The pandemic and related closures haven’t been kind to small businesses—especially restaurants. But the past week has brought a slew of closures or announcements from restaurants set to shutter for good before the new year starts.
The latest restaurant to throw in the kitchen towel is Pizzetta 408, a Neapolitan wood-fired pizza joint that has been in the SoFA Market in downtown San Jose since early 2017. It’s planning to close for good as of Dec. 31.
Pizzetta 408 follows a slew of other closures in the market, including Vero Coffee, which closed in October after its lease expired. Vitamina, a smoothie and juice bar in the food hall, served its last granola bowl in June.
“All of the closures weren’t surprises to us, because they actually coincided with the leases ending,” said David Ma, general manager of the SoFA Market. “It was more like, ‘are you guys going to renew or not?’ And certainly, given the circumstances, people didn’t. We understood that.”
SoFA Market, a food hall that in its prime attracted thousands of visitors a week has struggled to keep that foot traffic moving during the pandemic. Some days the number of people who pass through the building is as low as 30, while health regulations have oscillated between allowing delivery and takeout only, to allowing outdoor dining and back again.
Currently, about seven restaurants are open and operating in the food hall, Ma said.
“We have some lonely nights there now,” he said. “We did see a little bit of a bounce-back when outdoor dining was OK’d and bars were able to serve as well, but since we had to pivot again, it’s a dead zone.”
Forager, another food hall and event center nearby, closed during the pandemic as rent became too large an obstacle after nine straight months in which large events were outlawed in the county. In its place will come a game lounge where Forager will be allowed to host its remaining events in the coming year.
But it’s not just food halls that are struggling during the pandemic. Other downtown restaurants and businesses have also announced their closure in the last week.
Chacho’s, which has been in San Jose since 1994 (with only a short stint in Campbell for a few years in the middle) is closing its once popular Santa Clara Street location for good. Jorge Sanchez, a representative for the restaurant and bar, packed up the pieces of the business late last week and told San Jose Inside he didn’t think he’d come back to the city again.
“I don't think downtown San Jose has anything to offer me anymore,” he said. “I've been through multiple, multiple administrations, and I've seen multiple growth [periods], multiple downfalls, the economic crisis, the bank collapse, the housing market, the dot-com bust, and now Covid.

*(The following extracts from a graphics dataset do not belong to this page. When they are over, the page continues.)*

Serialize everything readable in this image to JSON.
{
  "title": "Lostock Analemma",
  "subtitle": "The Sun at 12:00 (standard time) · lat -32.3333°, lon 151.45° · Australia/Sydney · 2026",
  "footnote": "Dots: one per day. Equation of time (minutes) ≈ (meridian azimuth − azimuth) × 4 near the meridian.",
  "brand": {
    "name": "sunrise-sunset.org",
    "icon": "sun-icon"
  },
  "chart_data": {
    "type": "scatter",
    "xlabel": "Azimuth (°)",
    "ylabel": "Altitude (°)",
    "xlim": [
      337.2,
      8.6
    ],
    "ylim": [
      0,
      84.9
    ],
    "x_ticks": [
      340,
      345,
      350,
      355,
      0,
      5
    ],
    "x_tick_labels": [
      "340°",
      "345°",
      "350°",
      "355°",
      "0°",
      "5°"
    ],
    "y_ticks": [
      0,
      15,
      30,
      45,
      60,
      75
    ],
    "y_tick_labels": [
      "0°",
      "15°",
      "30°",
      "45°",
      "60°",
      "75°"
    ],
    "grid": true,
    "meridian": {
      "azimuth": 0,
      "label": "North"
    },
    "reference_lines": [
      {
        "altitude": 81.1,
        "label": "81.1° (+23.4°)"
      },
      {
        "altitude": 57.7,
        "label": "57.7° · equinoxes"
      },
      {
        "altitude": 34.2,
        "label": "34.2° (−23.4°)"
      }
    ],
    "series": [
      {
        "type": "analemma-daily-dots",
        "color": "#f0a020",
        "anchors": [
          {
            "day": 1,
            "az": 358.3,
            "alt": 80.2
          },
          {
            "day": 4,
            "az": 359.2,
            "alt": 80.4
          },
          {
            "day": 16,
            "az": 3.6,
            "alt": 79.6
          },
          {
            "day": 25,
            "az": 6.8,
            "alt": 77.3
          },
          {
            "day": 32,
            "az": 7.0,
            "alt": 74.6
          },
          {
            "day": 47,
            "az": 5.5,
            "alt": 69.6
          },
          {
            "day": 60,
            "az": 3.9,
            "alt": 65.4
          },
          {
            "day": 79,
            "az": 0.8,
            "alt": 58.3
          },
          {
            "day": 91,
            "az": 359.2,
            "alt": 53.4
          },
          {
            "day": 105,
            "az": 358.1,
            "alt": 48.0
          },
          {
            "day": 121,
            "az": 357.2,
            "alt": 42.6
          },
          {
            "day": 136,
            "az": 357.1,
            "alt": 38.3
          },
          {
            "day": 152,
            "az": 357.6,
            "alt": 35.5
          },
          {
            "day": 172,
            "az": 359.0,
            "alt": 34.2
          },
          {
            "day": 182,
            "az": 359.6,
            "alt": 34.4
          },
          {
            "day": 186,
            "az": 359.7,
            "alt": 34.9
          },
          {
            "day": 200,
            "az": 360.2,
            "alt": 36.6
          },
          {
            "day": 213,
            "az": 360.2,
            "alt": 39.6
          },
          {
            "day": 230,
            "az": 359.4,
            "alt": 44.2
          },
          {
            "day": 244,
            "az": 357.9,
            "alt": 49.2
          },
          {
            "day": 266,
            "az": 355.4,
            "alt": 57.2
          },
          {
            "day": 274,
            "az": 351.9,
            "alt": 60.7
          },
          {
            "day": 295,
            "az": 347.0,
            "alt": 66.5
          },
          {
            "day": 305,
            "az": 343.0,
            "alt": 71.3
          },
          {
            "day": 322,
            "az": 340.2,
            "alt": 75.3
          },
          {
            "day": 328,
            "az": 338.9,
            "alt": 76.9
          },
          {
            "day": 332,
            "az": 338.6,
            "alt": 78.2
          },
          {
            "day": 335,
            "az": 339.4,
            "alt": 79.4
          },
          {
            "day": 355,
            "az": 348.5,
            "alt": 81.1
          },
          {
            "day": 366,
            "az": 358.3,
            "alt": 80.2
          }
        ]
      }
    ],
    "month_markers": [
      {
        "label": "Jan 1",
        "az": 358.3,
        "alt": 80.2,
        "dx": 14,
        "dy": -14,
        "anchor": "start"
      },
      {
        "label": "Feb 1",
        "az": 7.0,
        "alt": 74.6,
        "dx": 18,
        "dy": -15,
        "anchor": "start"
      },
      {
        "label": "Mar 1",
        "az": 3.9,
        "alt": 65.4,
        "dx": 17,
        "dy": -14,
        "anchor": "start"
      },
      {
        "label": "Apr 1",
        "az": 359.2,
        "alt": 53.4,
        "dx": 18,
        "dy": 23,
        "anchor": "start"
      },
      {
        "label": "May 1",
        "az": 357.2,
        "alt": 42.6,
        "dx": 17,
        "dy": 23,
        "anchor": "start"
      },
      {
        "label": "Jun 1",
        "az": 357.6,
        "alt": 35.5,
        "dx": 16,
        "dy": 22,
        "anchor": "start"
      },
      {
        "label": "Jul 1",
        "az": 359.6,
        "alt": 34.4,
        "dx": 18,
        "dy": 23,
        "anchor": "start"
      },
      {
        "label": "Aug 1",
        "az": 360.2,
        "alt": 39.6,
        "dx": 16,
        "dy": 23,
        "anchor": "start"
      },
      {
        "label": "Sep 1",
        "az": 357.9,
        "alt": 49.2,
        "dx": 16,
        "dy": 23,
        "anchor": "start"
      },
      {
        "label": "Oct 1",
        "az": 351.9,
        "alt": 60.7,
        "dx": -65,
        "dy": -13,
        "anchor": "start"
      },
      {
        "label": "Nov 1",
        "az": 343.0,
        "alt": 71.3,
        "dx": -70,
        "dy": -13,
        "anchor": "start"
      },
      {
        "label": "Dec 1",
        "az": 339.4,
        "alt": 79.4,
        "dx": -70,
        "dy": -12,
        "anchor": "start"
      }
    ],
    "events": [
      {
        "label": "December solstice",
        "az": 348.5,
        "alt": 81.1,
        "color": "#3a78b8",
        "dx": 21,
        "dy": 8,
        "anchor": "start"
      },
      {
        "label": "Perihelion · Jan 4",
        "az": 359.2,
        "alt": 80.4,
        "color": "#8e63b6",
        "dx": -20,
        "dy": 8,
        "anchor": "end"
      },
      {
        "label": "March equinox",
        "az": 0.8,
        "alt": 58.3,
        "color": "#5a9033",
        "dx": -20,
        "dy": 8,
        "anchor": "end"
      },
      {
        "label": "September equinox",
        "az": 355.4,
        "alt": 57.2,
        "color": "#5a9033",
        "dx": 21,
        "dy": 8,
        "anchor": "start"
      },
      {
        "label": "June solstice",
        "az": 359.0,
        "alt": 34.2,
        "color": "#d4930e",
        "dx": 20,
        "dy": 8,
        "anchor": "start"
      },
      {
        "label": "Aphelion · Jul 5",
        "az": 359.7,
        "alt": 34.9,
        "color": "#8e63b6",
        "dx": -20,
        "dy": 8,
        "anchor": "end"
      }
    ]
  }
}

I think the golden years of downtown San Jose have passed.”
Not only has Chacho’s struggled with the pandemic shutdowns, but the storefront was damanged earlier this summer during the nationwide protests over police brutality following the murder of George Floyd at the hands of Minneapolis police. Then came the break-ins. Sanchez said the break-ins came as the homeless population grew in the area, which also made it less hospitable for patrons, even when outdoor dining was allowed.

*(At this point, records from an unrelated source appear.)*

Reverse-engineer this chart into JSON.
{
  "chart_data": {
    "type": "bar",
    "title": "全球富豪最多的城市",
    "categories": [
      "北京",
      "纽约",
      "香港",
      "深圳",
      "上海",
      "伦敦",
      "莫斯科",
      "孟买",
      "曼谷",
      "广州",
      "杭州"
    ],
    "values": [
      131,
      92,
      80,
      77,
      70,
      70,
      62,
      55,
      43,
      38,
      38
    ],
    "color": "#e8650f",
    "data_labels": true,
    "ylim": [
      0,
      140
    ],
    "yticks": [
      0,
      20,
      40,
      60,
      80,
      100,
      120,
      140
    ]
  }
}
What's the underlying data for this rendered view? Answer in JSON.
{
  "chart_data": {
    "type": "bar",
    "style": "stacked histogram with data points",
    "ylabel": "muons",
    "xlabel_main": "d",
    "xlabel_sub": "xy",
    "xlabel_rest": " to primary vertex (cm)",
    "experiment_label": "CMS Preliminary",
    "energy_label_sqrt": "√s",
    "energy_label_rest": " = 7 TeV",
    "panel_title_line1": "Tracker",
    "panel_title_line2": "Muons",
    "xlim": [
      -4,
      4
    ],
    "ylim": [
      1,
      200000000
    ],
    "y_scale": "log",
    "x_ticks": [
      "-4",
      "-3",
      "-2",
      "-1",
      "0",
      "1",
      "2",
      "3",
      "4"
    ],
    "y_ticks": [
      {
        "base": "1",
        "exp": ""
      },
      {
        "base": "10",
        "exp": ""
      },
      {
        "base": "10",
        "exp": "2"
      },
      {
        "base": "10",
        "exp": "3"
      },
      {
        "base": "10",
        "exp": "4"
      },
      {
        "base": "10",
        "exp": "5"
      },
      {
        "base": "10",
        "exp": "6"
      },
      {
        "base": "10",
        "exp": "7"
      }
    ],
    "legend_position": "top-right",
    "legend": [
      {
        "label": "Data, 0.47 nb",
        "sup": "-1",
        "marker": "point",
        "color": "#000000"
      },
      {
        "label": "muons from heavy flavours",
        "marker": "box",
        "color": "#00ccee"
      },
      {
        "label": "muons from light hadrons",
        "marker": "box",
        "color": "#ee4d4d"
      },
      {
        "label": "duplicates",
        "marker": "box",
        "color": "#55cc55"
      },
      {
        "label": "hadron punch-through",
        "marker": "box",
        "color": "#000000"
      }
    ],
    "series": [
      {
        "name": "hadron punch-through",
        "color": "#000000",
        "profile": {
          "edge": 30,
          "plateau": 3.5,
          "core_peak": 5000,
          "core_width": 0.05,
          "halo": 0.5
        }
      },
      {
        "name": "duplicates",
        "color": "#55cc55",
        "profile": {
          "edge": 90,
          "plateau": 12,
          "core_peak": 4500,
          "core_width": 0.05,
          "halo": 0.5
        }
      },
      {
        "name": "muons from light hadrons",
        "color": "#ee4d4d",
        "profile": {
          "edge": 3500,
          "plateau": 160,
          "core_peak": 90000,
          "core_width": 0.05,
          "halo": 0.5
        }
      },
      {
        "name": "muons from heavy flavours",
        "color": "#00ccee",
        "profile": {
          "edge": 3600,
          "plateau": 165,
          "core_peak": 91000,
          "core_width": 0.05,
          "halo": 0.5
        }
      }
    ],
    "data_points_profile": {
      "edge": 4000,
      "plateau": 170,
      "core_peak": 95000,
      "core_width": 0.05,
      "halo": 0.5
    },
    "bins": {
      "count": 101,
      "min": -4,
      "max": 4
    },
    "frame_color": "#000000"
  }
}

“It’s just a world of hurt,” he said. “There’s a lot of homeless around here and they’re struggling. There’s a lot of addicts, there’s people that are trying to find food for their families, for themselves, as well as shelter.”
Though Chacho’s got some federal PPP money, it didn’t get any local city or county funds and went from employing 47 people and raking in $180,000 in revenue in its prime months, to having just seven employees serving a dwindling customer base.
Today the restaurant has about $147,000 in deferred rent and a $10,000 PG&E bill. When the State Board of Equalization came knocking for money, he knew it was over.
“The dam is bursting and I’m filling the little holes with my fingers and it’s just—it’s just futile,” Sanchez said. “It’s too much.”